5. The method as recited in claim 4 wherein the third component is delivered until a predetermined level in a tank is reached.

6. The method as recited in claim 1 further comprising the step of preloading a plurality of batch recipes into a memory.

7. The method as recited in claim 6 further comprising the step of selecting a recipe for the batch from the plurality of batch recipes.

8. The method as recited in claim 1 wherein the time of delivery for the first component is determined as a function of a recipe for the batch.

9. The method as recited in claim 1 wherein the first component is a first dye having a first color and the second component is a second dye having a second color and the batch has a desired color which is a function of the first color and the second color.

10. The method as recited in claim 9 wherein the desired color is further a function of the first time of delivery, the second time of delivery and the rates of flow of the first and second components.

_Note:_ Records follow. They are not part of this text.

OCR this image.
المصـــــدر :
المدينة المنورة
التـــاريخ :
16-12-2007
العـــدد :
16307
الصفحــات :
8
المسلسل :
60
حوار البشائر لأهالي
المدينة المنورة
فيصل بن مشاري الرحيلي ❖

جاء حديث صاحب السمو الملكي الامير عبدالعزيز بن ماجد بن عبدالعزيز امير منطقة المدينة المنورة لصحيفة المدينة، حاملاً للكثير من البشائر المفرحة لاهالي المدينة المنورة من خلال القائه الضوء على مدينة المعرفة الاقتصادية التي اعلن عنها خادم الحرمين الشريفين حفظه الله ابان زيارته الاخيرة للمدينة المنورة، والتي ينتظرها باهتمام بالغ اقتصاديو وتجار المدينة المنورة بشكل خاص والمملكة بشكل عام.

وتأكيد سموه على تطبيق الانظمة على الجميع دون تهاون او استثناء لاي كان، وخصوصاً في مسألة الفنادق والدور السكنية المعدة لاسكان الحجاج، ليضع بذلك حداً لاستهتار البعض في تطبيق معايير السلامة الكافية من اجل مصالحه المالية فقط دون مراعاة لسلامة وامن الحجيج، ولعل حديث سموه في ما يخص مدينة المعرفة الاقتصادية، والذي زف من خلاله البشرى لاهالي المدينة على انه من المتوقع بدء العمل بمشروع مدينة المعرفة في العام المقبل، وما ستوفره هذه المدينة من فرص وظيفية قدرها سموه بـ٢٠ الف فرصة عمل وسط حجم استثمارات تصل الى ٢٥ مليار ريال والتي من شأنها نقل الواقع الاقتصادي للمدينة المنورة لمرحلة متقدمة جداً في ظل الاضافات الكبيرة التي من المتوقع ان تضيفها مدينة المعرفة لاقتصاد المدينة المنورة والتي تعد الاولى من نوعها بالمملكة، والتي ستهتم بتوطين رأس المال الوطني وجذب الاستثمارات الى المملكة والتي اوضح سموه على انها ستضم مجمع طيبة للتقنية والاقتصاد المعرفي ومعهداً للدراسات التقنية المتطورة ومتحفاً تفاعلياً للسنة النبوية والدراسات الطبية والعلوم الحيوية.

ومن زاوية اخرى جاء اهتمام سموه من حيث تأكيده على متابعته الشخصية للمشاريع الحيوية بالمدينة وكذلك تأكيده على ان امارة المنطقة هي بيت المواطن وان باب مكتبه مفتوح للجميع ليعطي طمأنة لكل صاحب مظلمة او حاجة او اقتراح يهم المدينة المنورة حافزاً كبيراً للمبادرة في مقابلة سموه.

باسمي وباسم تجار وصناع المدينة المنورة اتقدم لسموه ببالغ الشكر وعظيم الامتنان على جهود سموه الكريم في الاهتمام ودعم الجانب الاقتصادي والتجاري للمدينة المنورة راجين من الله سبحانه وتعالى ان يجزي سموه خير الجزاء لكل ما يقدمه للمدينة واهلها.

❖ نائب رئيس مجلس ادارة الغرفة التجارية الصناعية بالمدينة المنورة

11. Apparatus for the delivery of a desired batch amount, the batch having a plurality of components, the apparatus comprising:

a plurality of individual flow loops for conveying corresponding individual components, a rate of flow of a first of the plurality of components being established in a first of the plurality of individual flows loops and a rate of flow of a second of the plurality of components being established in a second of the plurality of individual flows loops; a microprocessor for determining a first time of delivery for the first component and a second time of delivery for the second component;

a flow meter associated with each flow loop, each flow meter providing an input to the microprocessor;

a diverter valve associated with each flow loop, each diverter valve having an input from the microprocessor and having a recirculate position and a delivery position for delivering a corresponding component, a first diverter valve in the first flow loop delivering the first component based on the first time of delivery and a second diverter valve in the second flow loop delivering the second component based on the second time of delivery; and

a pump associated with each flow loop.

12. The apparatus as recited in claim 11 further comprising a first tank for receiving the batch when at least one of the diverter valves is in a delivery position.

13. The apparatus as recited in claim 11 further comprising a second diverter valve associated with each flow loop.

14. The apparatus as recited in claim 13 further comprising a first tank for receiving the batch, and a second tank for receiving another batch from the second diverter valves.

15. The apparatus as recited in claim 11 further comprising a valve and a storage tank associated with each flow loop, the valve located directly between the storage tank and the pump of each flow loop.

16. The apparatus as recited in claim 11 wherein the flow meter is a mass flow meter.

17. The apparatus as recited in claim 11 wherein the diverter valve is a three-way valve.